From left to right. Andrew Neaves, David Jahn, Fatima El-Bashir. Photo By Jenny Graham.

‘Remembering the Future’ by Peter Lefcourt

August 1, 2022

How is the future created from the past? What is the motivation for people to continue to pursue their aims of happiness when the most critical circumstance of their humanity – the aging of their bodies – moves their perception of the world away from their nascent opportunities they once dreamed possible? So much of the human condition is in experiencing the universal fate of time pouring its granular coarseness upon our memories, toward forming what is quintessentially a continuous remembrance of one’s self. It is this anxiety of forming our best self, our happiest continuum, which is the thematic substance of the play Remembering the Future by Peter Lefcourt and directed at the Odyssey Theatre Ensemble by Terri Hanauer.

 

Tarina Pouncy, Michael Corbett. Photo By Jenny Graham.

 

There is such a striking originality in the position of memory between the same selves on the stage. The director, Ms. Terri Hanauer, does splendidly in composing the distinct crisis in the human condition, and that is overcoming the anxiety of plans not going accordingly when facing the certainty of mortality. So much of the heart of the play involves the juvenile inclination to act toward one’s self-centered judgments on the best possible fate, as two people fondly recollect their past “lives” as doting teenagers after meeting up at a bar decades later now that they are well into middle-age with typical social responsibilities weighing themselves towards “adulthood”. That their teenage memories of themselves begin interacting with their present forms an imaginary continuum to confront, appropriately, the life decisions of themselves into the future, far away from abstract hopes of “being someone”.

 

David Jahn as Bartender. Photo By Jenny Graham.
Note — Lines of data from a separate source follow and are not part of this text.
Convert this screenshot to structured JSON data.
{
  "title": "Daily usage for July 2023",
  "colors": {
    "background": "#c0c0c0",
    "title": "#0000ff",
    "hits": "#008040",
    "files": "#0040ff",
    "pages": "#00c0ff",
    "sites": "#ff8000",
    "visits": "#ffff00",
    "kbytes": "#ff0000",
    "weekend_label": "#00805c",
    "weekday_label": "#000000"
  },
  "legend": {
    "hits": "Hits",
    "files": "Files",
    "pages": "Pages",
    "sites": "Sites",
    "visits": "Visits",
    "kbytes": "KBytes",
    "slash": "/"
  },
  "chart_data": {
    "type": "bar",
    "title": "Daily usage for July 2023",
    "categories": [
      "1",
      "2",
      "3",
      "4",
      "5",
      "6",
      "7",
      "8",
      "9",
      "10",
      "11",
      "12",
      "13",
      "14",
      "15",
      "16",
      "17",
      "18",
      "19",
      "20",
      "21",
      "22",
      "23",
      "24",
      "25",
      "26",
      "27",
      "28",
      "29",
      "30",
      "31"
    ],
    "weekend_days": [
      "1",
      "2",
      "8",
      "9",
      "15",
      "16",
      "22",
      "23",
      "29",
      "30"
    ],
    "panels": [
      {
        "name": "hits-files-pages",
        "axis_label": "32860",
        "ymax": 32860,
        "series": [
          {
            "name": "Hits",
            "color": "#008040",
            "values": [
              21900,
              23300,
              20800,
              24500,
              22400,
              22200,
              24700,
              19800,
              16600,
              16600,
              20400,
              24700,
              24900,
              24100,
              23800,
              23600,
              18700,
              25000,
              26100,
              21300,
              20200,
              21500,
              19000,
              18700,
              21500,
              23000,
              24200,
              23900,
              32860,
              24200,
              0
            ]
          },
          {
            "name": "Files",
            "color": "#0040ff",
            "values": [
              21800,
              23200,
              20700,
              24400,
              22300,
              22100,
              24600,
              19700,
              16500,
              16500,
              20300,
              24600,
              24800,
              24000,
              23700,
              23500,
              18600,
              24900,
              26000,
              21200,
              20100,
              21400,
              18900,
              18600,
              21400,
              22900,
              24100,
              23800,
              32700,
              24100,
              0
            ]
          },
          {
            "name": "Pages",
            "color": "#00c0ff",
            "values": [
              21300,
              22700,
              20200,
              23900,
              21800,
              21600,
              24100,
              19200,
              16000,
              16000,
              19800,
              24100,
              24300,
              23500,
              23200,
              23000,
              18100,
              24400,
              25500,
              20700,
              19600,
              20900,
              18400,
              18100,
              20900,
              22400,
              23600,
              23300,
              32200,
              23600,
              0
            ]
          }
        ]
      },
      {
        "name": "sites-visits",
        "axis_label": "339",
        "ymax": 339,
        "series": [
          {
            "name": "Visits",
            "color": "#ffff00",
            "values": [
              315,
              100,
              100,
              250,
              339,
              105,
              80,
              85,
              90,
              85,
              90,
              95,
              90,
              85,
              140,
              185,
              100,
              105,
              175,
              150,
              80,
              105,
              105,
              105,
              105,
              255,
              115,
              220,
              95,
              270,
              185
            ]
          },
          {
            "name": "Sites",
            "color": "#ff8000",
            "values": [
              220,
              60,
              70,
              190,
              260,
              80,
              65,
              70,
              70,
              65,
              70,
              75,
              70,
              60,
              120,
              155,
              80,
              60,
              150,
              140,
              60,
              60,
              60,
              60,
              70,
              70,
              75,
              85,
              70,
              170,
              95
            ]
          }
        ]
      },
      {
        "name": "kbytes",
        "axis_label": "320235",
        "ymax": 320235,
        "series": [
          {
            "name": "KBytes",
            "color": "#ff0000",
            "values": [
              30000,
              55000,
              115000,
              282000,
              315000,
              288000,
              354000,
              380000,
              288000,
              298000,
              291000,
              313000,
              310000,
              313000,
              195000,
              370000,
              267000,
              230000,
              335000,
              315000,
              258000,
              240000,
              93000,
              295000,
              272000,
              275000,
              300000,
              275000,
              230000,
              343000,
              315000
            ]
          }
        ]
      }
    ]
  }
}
Such a coordination of play elements is terrifically accomplished with David Jahn playing the bartender for Greg (Michael Corbett) and Melissa (Terina Pouncy), who is permitted to act as a pseudo-Grecian chorus element in the act to striking efficacy. His thespianism is needed to provide necessary coherence in the audience’s attempts to order the scenes between young and old. His improvisational comedic effects warmly include the audience to provide us with a greater spectacle when examining the drama. That is, our memory of the play contributes to the story!

 

Which then returns us towards the central question of confronting the reality of life-decisions which are made distant from, as Aristotle would say, immortal things. So much of Greg’s confessions, for instance, stem from “mid-life crisis” antics, which involve the anxiety of a termination of the body’s experience. Gratefully, there is no need to involve spiritual meditations, no pathos when presenting the animation of the human character reflecting its actual appearance in the hustle and bustle of a society which generates such appearances of monotony (like work) that it startles their teenage selves into performing a fun intervention.

 

Fatima El-Bashir, Andrew Neaves. Photo By Jenny Graham.

 

The intervention itself between what amounts to a pair of strangers separated by a few decades does not lead to any absurd confusion in how a reconstructed memory physically acts upon the characters. Indeed, it adds mystery; and with mystery we are left in a heightened state of presence, with the concentration of our focus being wordlessly drawn into the multiple choices the act has in ending. This is the condition of human life imaginatively presented: How ought we move ourselves best?

 

A plurality of the audience wishes for the two to revitalize their lives. Others, like myself, know the past is the past. To let bygones be bygones. To appreciate what has been for what it is in making what one will be. To try and muddy the water into becoming this best possibility is a fool’s errand.

 

So much of what is undiscovered in the intervention, yet must be made knowable, is in the benefit of isolation from most of humanity that does not have a surefire compass to navigate the cosmic seas of the mind. For indeed, when we contemplate the idea of memory, we are referring to moments of the mind’s experience of the body in time. How to experience it best? How to form the body’s motion towards an accurate experience of creation?

 

To strive for immortality may feel prima facie grandiose, and with that attribute is arrogance. That is, a sense of righteous superiority over other lives who are not able to strive for similar ends. But when so many millions of humans on planet Earth have the rational faculties of creating timeless beauty, what excuse do they have for choosing the tried-and-true approach of safety? Safety in not sticking out like a sore thumb at a wedding, for instance?

 

Because choosing safety is counter-opposite to danger, which courage as a virtue requires in its demonstration, and which man is honored to even contemplate in choosing. That most people choose safety and comfort over danger, is inexplicable to the mind of an 18-year-old with the well of worldly possibilities still unsprang. And it is here where the play strikes clearly in giving us a wonderful idea of subjective perspective as the human body motions itself through the passages of time, toward the incomprehensibility in not electing to, as Charles Bukowski says, “go all the way”. It is a decision, a choice, an election, in suffering to try for what is best, which needs courageous originality in composing a sweetness to the human soul for others to savor and remember forever.